Rose hesitated. “I don’t want to think of such things,” she replied.

“But you are really pretty,” Joan said laughing. “Silly little saint!” She shook the pretty shoulders lightly. Funny Rose, always afraid of sin! She began to sing carelessly, her mouth full of pins, fitting the dress here and there, letting it into a little more fullness at the breast—Rose’s breasts were rounder than her own—tightening it at the waist. She felt her sister’s body soft and warm under the lawn, a girlish shape. Here and there her fingers touched the fine skin. She saw the little yellow-brown curls soft upon the bent white neck. Tenderness flowed up in her for her sister. She did not often feel near to Rose like this. The touch of Rose’s flesh brought her near, the service she did her brought her near. She felt warm toward the young girl, warm as a mother might, full of generous love for her.

“Little, little saint,” she murmured and smiled intimately and kindly into Rose’s eyes in the mirror. She was so much bigger than Rose. She would always take care of Rose.

Then abruptly one day the house was empty without Rose. Until now when each summer ended it had been she, Joan, who had gone away to fresh faces and new life; she who when she came back again made complete the family. Now she stood with her father and her mother and watched Rose’s face at the train window with secret dismay. Her own safe years, years when she knew clearly what to do, were now so quickly gone. Slow in passing, now that they were gone, they were so swiftly gone.

When they walked home together in the early sunlight of a September morning she felt very grave.
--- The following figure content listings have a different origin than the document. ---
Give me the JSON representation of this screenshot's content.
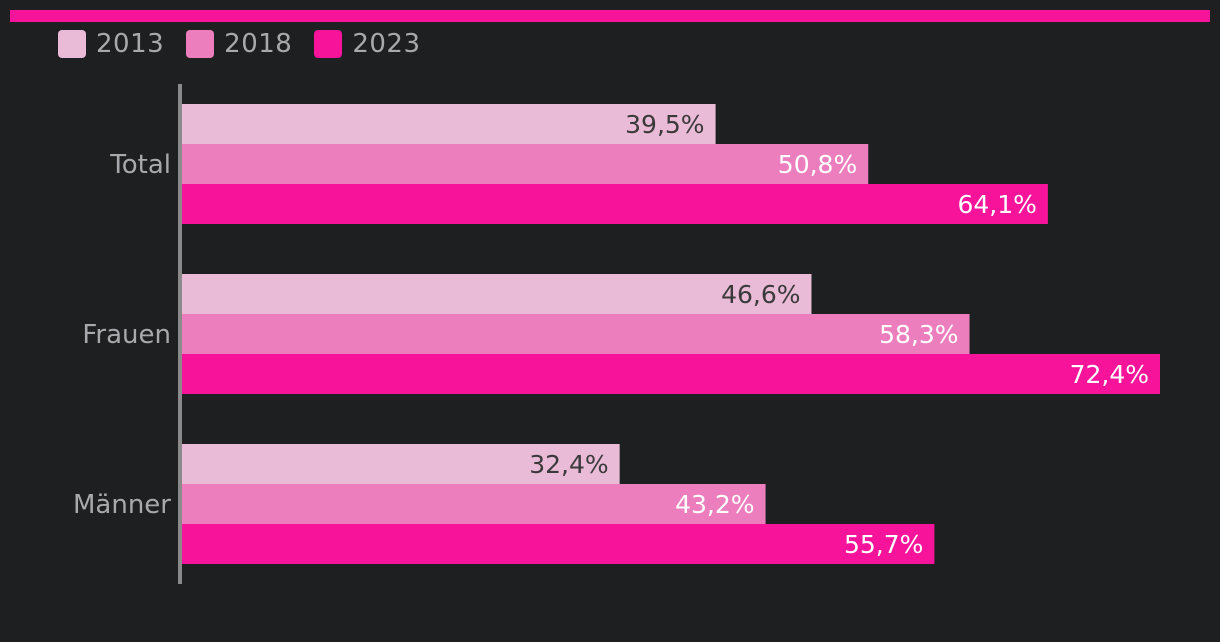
{
  "chart_data": {
    "type": "bar",
    "orientation": "horizontal",
    "categories": [
      "Total",
      "Frauen",
      "Männer"
    ],
    "series": [
      {
        "name": "2013",
        "values": [
          39.5,
          46.6,
          32.4
        ],
        "labels": [
          "39,5%",
          "46,6%",
          "32,4%"
        ],
        "color": "#eabbd6"
      },
      {
        "name": "2018",
        "values": [
          50.8,
          58.3,
          43.2
        ],
        "labels": [
          "50,8%",
          "58,3%",
          "43,2%"
        ],
        "color": "#ec7ebd"
      },
      {
        "name": "2023",
        "values": [
          64.1,
          72.4,
          55.7
        ],
        "labels": [
          "64,1%",
          "72,4%",
          "55,7%"
        ],
        "color": "#f7139a"
      }
    ],
    "xlim": [
      0,
      72.4
    ],
    "grid": false,
    "legend_position": "top-left"
  },
  "colors": {
    "background": "#1e1f21",
    "accent": "#f7139a",
    "axis": "#8a8a8a",
    "category_text": "#a9a9ad",
    "label_dark": "#3a3a3c",
    "label_light": "#ffffff"
  }
}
Her holiday was over. Even though she walked to her home and between these two who had always given her shelter, she was no longer sheltered. She must push out from between them, go out from her home. She must begin something for herself if she were to live at the pitch of delight. But she wanted and feared this independence. She wanted to live for herself, and yet she wanted this warm home about her at night.

Her mother looked at her and smiled. “I felt lost when you went away as Rose is doing today. I never get used to any of you going away. The first time you went away I went home and cried.”